Gritos, corridas, la multitud se agolpa a su alrededor, avisan a la policía.
La mujer sigue en el suelo con el cuchillo en la mano; poco a poco, recobra
el conocimiento.
¿Qué le ha sucedido?
—Nada.
¿Qué hace con el cuchillo?
—Nada.
¿De dónde procede la sangre de sus refajos?
—De los pescados.
Se levanta, tira el cuchillo y se aleja para lavarse.
Entonces, de modo inesperado, la criatura que yace bajo la mesa
empieza a gritar. Todos se vuelven, descubren al recién nacido entre un
enjambre de moscas, tripas y cabezas de pescado y lo levantan. Las
autoridades lo entregan a una nodriza de oficio y apresan a la madre. Y
como ésta confiesa sin ambages que lo habría dejado morir, como por otra
parte ya hiciera con otros cuatro, la procesan, la condenan por infanticidio
múltiple y dos semanas más tarde la decapitan en la Place de Gréve.
En aquellos momentos el niño ya había cambiado tres veces de nodriza.

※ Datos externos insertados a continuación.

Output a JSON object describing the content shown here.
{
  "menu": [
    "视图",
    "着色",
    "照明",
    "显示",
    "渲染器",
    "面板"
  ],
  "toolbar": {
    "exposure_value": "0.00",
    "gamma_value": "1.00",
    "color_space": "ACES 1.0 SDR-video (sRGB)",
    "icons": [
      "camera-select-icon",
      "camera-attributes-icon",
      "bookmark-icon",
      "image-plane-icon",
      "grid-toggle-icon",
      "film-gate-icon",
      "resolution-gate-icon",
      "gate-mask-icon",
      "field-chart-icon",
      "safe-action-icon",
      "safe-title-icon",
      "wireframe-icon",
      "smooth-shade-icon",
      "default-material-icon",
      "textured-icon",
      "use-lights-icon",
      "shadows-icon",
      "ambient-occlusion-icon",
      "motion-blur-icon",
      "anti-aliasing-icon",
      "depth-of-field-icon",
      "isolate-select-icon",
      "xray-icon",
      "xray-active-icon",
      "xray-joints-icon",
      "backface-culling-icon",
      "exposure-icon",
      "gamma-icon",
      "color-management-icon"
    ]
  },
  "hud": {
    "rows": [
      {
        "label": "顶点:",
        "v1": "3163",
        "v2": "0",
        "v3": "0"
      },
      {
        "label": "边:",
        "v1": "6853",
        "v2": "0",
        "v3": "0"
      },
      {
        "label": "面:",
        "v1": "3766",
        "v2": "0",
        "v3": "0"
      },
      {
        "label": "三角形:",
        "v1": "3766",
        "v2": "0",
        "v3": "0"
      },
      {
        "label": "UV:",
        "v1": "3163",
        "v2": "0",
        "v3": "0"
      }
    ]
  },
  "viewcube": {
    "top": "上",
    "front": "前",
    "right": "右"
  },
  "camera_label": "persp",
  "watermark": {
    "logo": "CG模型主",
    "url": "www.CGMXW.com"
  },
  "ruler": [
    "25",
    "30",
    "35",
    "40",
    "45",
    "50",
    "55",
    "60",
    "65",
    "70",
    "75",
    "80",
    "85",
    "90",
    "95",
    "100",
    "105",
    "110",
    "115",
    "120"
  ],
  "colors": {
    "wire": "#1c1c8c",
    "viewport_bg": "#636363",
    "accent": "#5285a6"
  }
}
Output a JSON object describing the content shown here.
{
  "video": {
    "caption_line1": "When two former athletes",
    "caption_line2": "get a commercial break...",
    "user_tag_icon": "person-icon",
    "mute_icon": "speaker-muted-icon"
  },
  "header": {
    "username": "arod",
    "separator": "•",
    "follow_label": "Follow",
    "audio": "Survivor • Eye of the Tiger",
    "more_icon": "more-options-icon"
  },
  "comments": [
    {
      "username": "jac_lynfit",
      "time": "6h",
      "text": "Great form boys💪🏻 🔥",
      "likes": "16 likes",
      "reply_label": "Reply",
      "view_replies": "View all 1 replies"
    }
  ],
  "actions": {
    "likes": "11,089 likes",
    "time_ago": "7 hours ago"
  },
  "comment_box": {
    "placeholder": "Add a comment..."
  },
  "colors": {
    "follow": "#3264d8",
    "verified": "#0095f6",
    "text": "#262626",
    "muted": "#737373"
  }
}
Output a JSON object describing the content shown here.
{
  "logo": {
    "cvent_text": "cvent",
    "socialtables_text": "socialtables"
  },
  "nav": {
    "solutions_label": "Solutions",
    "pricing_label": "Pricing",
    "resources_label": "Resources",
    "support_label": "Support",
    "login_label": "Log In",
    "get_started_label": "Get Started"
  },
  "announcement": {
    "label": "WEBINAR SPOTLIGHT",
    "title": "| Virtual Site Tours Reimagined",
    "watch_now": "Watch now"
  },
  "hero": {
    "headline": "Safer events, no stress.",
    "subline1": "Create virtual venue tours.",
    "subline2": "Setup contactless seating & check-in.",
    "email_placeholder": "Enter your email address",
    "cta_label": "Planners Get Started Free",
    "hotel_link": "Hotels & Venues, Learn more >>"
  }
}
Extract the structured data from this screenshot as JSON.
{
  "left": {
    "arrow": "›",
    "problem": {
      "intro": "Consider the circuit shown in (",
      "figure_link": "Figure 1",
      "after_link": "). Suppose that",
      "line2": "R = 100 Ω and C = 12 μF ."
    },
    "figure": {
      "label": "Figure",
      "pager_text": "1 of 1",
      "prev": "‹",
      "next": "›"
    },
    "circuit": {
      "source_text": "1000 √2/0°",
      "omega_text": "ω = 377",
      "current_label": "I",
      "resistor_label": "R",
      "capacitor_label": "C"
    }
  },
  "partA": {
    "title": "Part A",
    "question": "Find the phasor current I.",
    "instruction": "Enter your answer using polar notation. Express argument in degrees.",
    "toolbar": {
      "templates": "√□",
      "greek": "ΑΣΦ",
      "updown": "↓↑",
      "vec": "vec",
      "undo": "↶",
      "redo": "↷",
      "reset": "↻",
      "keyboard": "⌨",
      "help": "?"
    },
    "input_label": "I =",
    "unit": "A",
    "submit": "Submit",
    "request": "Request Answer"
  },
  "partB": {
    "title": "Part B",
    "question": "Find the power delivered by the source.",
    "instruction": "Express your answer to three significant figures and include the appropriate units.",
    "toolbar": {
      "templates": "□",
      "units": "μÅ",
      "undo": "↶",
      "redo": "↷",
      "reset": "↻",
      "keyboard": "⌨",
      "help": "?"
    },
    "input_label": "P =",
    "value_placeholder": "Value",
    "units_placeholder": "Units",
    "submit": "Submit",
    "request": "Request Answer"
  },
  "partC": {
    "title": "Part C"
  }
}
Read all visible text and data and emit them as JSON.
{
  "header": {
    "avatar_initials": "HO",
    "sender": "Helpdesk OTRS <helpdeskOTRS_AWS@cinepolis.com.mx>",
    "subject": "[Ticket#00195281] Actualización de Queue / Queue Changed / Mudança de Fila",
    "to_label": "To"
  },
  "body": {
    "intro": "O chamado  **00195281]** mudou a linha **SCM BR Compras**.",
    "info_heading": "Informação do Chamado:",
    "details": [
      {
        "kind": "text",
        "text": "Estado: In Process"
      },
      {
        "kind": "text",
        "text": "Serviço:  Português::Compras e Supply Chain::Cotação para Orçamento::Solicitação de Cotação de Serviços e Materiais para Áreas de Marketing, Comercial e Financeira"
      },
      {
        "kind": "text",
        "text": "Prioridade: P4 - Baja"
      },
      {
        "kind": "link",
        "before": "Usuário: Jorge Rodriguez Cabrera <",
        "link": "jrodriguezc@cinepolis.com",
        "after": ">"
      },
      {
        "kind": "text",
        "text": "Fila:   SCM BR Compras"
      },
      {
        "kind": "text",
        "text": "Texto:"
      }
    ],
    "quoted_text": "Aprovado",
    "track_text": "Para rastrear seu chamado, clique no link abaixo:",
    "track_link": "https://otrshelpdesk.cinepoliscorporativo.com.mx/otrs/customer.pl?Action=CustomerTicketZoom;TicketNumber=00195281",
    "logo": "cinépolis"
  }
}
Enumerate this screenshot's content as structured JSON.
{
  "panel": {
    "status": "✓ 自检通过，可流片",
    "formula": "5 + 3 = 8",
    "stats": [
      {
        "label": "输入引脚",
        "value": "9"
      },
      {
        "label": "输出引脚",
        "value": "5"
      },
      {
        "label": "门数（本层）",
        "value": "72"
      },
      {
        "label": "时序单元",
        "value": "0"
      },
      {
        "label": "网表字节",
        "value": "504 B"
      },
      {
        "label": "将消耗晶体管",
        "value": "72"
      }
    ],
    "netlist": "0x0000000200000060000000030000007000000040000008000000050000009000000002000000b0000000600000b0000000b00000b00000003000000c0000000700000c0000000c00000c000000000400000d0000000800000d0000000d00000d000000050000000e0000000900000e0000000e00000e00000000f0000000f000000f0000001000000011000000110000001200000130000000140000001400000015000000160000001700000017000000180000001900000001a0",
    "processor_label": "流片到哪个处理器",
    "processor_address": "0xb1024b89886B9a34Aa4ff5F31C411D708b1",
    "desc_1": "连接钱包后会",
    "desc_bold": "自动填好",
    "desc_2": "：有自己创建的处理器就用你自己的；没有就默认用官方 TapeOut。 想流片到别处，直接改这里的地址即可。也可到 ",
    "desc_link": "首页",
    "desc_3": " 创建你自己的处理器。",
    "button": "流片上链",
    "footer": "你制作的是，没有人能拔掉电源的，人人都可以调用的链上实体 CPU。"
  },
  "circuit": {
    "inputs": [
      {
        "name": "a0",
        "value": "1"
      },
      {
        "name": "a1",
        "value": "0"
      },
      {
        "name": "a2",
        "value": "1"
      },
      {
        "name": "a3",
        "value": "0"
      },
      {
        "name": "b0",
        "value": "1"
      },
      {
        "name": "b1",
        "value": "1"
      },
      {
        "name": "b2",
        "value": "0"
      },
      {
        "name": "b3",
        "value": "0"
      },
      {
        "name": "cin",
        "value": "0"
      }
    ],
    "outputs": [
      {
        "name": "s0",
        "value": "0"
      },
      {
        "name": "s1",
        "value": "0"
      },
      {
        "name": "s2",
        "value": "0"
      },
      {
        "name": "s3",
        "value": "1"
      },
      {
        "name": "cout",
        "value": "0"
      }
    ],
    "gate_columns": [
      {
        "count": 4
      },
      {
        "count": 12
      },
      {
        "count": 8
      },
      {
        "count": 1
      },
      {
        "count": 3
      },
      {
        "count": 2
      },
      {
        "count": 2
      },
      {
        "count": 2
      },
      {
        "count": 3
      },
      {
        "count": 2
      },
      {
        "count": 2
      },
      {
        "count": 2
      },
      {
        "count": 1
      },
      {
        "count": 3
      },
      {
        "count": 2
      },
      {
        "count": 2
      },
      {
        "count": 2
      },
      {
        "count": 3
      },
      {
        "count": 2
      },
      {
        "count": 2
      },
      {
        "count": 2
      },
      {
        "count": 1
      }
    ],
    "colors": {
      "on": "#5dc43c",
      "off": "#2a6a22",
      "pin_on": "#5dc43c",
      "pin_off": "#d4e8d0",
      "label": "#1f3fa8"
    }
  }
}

Ninguna quería conservarlo más de dos días. Según decían, era demasiado
voraz, mamaba por dos, robando así la leche a otros lactantes y el sustento a
las nodrizas, ya que alimentar a un lactante único no era rentable. El oficial
de policía competente, un tal La Fosse, se cansó pronto del asunto y decidió
enviar al niño a la central de expósitos y huérfanos de la lejana Rue Saint-
Antoine, desde donde el transporte era efectuado por mozos mediante
canastas de rafia en las que por motivos racionales hacinaban hasta cuatro
lactantes, y como la tasa de mortalidad en el camino era
extraordinariamente elevada, por lo que se ordenó a los mozos que sólo se
llevaran a los lactantes bautizados y entre éstos, únicamente a aquéllos
provistos del correspondiente permiso de transporte, que debía
estampillarse en Ruán, y como el niño Grenouille no estaba bautizado ni
poseía tampoco un nombre que pudiera escribirse en la autorización, y
como, por añadidura, no era competencia de la policía poner en las puertas
de la inclusa a una criatura anónima sin el cumplimiento de las debidas
formalidades… por una serie de dificultades de índole burocrático y
administrativo que parecían concurrir en el caso de aquel niño determinado
y porque, por otra parte, el tiempo apremiaba, el oficial de policía La Fosse
se retractó de su decisión inicial y ordenó entregar al niño a una institución
religiosa, previa exigencia de un recibo, para que allí lo bautizaran y
decidieran sobre su destino ulterior. Se deshicieron de él en el convento de
Saint-Merri de la Rue Saint-Martin, donde recibió en el bautismo el nombre
de Jean-Baptiste. Y como el prior estaba aquellos días de muy buen humor
y sus fondos para beneficencia aún no se habían agotado, en vez de enviar
al niño a Ruán, decidió criarlo a expensas del convento y con este fin lo
hizo entregar a una nodriza llamada Jeanne Bussie, que vivía en la Rue
Saint-Denis y a la cual se acordó pagar tres francos semanales por sus
cuidados.
2
Varias semanas después la nodriza Jeanne Bussie se presentó ante la
puerta del convento de Saint-Merri con una cesta en la mano y dijo al padre
Terrier, un monje calvo de unos cincuenta años, que olía ligeramente a
vinagre: «¡Ahí lo tiene!», y depositó la cesta en el umbral.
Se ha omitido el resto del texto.